The Substance Abuse and Mental Health Data Archive (SAMHDA) is an initiative funded under contract HHSS283201500001C with the Center for Behavioral Health Statistics and Quality (CBHSQ), Substance Abuse and Mental Health Services Administration (SAMHSA), U.S. Department of Health and Human Services (HHS). CBHSQ has primary responsibility for the collection, analysis, and dissemination of SAMHSA's behavioral health data. Public use files and restricted use files are provided. CBHSQ promotes the access and use of the nation's substance abuse and mental health data through SAMHDA. SAMHDA provides public-use data files, file documentation, and access to restricted-use data files to support a better understanding of this critical area of public health.
The National Database for Autism Research (NDAR) is an NIH-funded research data repository that aims to accelerate progress in autism spectrum disorders (ASD) research through data sharing, data harmonization, and the reporting of research results. NDAR also serves as a scientific community platform and portal to multiple other research repositories, allowing for aggregation and secondary analysis of data. NDAR combines the function of a data repository, which holds genetic, phenotypic, clinical, and medical imaging data, and the function of a scientific community platform, which defines the standard tools and policies to integrate the computational resources developed by scientific research institutions, private foundations, and other federal and state agencies supporting ASD research. Furthermore, NDAR is working to develop the means to connect relevant repositories together through data federation.

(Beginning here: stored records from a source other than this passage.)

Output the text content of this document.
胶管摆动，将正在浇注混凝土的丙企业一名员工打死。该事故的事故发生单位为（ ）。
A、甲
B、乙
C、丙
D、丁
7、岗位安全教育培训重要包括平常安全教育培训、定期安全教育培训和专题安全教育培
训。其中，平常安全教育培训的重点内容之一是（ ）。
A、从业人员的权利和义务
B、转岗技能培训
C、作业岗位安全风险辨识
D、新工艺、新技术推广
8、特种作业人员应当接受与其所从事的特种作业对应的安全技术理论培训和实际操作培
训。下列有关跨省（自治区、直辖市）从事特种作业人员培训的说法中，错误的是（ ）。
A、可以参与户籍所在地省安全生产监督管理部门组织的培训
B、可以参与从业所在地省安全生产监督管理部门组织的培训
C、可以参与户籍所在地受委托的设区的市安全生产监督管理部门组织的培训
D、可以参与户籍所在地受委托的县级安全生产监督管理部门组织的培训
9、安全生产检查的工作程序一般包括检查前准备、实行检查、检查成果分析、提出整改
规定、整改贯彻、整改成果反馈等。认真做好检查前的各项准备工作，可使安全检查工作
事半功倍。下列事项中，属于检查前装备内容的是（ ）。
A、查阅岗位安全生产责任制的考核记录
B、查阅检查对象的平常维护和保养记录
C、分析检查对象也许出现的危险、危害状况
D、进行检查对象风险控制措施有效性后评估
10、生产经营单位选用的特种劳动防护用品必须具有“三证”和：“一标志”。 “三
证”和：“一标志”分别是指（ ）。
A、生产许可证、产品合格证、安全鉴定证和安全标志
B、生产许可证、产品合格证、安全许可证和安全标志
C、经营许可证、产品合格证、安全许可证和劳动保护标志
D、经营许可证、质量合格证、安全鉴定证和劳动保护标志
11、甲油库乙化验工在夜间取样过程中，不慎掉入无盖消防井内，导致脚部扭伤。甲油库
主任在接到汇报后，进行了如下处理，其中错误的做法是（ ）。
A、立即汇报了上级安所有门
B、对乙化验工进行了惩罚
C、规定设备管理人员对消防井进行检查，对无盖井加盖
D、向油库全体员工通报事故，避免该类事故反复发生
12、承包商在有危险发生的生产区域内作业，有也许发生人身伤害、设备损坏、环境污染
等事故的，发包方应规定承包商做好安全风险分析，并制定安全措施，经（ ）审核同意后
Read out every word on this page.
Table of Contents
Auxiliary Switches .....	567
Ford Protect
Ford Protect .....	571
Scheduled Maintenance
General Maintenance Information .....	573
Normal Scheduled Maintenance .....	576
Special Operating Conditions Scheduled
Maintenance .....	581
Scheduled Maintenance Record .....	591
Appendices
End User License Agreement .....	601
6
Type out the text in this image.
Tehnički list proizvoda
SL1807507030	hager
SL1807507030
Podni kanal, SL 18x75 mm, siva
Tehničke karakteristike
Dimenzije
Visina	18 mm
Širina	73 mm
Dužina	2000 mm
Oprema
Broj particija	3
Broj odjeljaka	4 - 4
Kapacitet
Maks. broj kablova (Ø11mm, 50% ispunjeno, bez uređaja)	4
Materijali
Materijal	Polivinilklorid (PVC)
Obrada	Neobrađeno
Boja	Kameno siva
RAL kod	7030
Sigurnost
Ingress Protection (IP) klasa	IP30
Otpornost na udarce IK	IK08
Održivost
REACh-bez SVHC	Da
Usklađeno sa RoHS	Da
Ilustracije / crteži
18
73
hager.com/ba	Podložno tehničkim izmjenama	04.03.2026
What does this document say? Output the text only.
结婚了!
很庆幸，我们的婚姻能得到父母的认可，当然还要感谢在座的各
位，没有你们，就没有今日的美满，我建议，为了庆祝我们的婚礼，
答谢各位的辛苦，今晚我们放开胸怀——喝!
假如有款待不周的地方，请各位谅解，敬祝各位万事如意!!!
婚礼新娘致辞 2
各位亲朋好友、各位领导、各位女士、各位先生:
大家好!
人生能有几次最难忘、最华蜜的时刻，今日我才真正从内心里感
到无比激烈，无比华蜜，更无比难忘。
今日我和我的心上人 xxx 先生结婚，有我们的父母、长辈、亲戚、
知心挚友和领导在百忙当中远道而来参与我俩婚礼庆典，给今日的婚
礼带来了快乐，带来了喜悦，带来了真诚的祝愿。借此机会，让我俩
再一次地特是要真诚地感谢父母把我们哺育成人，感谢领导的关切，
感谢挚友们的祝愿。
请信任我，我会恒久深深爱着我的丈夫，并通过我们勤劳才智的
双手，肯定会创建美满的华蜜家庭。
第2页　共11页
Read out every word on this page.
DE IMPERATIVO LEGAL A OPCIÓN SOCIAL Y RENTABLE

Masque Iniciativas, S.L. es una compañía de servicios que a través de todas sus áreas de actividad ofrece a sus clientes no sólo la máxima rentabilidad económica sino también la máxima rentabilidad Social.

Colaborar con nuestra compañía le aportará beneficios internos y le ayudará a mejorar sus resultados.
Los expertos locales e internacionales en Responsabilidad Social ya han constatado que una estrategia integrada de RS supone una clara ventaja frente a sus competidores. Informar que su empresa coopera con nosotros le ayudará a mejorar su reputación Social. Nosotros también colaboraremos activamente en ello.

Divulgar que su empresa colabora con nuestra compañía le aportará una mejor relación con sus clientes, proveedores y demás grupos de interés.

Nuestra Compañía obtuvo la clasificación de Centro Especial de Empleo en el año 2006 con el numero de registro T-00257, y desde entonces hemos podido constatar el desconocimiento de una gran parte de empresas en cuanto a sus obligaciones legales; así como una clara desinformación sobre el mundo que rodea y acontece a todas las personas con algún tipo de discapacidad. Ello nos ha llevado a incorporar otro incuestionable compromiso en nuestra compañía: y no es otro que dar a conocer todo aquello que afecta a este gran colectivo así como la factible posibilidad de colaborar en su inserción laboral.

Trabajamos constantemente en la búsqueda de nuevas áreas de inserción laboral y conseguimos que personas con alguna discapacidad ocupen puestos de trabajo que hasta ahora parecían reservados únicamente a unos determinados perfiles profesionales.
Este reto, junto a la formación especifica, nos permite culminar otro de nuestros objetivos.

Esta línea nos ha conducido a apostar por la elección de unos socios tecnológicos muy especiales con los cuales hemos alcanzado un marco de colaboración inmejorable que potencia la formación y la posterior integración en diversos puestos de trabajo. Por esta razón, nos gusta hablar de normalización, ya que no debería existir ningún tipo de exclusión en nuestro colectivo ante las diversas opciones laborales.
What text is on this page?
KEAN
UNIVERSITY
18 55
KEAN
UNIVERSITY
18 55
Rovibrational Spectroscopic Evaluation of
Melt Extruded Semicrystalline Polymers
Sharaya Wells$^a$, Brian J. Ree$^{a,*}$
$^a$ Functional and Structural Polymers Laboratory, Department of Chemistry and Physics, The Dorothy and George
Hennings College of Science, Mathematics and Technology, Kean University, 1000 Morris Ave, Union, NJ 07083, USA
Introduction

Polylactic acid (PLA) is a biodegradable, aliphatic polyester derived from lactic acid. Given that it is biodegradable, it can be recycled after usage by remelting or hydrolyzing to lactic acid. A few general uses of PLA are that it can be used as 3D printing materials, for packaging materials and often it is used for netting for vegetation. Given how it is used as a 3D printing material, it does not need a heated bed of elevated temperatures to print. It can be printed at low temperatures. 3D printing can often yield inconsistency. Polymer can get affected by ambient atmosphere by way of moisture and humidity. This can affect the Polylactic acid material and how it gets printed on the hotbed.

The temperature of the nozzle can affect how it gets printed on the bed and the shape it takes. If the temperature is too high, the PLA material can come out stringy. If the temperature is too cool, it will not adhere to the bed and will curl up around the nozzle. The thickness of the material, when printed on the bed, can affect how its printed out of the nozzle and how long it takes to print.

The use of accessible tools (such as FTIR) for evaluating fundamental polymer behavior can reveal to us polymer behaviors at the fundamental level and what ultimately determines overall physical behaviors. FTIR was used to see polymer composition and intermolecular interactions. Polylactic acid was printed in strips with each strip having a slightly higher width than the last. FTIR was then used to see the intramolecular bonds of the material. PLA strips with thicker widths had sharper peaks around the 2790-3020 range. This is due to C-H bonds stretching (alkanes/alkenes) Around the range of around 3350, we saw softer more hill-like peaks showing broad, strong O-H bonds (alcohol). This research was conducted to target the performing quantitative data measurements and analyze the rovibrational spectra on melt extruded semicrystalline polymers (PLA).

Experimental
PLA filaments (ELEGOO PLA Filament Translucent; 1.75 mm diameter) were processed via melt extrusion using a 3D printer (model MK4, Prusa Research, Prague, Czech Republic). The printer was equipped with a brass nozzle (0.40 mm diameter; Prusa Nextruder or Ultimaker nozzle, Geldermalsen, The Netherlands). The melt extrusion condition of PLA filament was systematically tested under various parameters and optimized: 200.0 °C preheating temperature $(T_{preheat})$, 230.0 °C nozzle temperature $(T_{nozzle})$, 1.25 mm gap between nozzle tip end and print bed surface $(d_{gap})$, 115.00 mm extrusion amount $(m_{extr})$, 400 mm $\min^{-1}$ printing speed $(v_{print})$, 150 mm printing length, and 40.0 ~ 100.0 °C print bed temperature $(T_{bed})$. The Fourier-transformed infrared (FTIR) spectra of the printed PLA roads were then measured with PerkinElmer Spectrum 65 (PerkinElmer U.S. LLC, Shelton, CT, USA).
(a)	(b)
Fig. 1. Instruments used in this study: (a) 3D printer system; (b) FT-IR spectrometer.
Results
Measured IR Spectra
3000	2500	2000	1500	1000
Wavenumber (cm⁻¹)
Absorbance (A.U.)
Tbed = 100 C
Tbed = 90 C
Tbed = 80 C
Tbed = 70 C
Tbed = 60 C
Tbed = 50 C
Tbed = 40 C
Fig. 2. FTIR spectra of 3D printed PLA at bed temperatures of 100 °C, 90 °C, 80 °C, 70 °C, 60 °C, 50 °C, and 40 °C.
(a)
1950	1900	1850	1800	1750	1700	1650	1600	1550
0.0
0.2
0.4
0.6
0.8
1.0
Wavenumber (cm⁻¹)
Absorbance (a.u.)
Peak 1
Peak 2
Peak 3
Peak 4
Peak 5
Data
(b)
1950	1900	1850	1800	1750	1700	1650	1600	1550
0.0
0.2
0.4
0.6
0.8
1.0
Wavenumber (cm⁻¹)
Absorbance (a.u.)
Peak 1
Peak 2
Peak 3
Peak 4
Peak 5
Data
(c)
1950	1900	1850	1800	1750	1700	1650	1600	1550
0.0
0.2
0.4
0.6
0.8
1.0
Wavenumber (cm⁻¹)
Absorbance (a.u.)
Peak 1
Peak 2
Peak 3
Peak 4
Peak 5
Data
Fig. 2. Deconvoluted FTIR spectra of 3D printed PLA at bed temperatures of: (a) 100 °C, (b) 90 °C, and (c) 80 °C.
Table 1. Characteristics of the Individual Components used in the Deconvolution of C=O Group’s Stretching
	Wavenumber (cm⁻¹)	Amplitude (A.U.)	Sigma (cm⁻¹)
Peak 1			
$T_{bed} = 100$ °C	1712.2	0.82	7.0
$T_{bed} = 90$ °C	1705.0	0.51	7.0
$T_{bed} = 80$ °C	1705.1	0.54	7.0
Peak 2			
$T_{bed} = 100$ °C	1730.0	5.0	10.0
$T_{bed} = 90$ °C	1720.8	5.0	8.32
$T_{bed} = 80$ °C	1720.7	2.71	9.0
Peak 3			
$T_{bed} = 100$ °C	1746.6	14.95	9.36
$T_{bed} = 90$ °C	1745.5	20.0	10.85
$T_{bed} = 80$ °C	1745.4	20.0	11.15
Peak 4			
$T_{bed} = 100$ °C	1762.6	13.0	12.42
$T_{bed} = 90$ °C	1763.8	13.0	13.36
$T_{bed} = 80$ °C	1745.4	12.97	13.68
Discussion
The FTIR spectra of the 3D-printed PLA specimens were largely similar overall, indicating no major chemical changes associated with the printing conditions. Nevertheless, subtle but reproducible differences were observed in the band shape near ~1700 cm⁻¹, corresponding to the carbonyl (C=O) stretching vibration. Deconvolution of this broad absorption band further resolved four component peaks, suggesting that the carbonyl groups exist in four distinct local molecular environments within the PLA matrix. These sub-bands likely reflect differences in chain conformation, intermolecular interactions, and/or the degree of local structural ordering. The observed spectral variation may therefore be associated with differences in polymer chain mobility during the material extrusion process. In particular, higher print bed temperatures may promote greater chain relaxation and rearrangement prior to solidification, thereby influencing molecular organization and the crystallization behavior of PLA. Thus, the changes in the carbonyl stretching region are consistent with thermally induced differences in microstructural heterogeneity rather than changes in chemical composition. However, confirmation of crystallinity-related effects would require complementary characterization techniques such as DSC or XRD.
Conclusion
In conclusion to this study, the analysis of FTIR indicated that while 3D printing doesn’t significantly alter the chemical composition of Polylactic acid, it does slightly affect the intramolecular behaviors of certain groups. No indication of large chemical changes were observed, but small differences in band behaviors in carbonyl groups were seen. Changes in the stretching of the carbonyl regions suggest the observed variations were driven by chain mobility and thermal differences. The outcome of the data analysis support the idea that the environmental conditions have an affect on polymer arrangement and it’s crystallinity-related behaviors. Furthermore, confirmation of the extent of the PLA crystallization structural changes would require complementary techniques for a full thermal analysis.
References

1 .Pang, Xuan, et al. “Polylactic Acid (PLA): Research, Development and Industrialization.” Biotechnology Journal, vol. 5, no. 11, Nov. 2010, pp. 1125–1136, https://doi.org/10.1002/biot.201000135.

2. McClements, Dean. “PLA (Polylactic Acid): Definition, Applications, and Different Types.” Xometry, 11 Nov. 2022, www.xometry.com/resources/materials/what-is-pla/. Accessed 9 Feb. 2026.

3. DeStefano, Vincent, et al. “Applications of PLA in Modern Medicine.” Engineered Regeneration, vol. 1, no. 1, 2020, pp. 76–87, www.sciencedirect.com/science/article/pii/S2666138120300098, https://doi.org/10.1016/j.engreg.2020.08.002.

The OpenfMRI project was established in 2010 to provide a resource for researchers interested in making their fMRI data openly available to the research community. It is managed by Russ Poldrack at the University of Texas at Austin, with computing resources provided by the Texas Advanced Computing Center. The OpenfMRI project is funded by a grant from the National Science Foundation.
database of pSILAC data – information about changes in mRNA levels and protein synthesis following microRNA misexpression in HeLa cells
SimTK is a free project-hosting platform for the biomedical computation community that enables researchers to easily share their software, data, and models and provides the infrastructure so they can support and grow a community around their projects. It has over 62,000 members, hosts more than 960 projects from researchers around the world, and has had more than 500,000 files downloaded from it. Individuals have created SimTK projects to meet publisher and funding agencies’ software and data sharing requirements, run scientific challenges, create a collection of their community’s resources, and much more.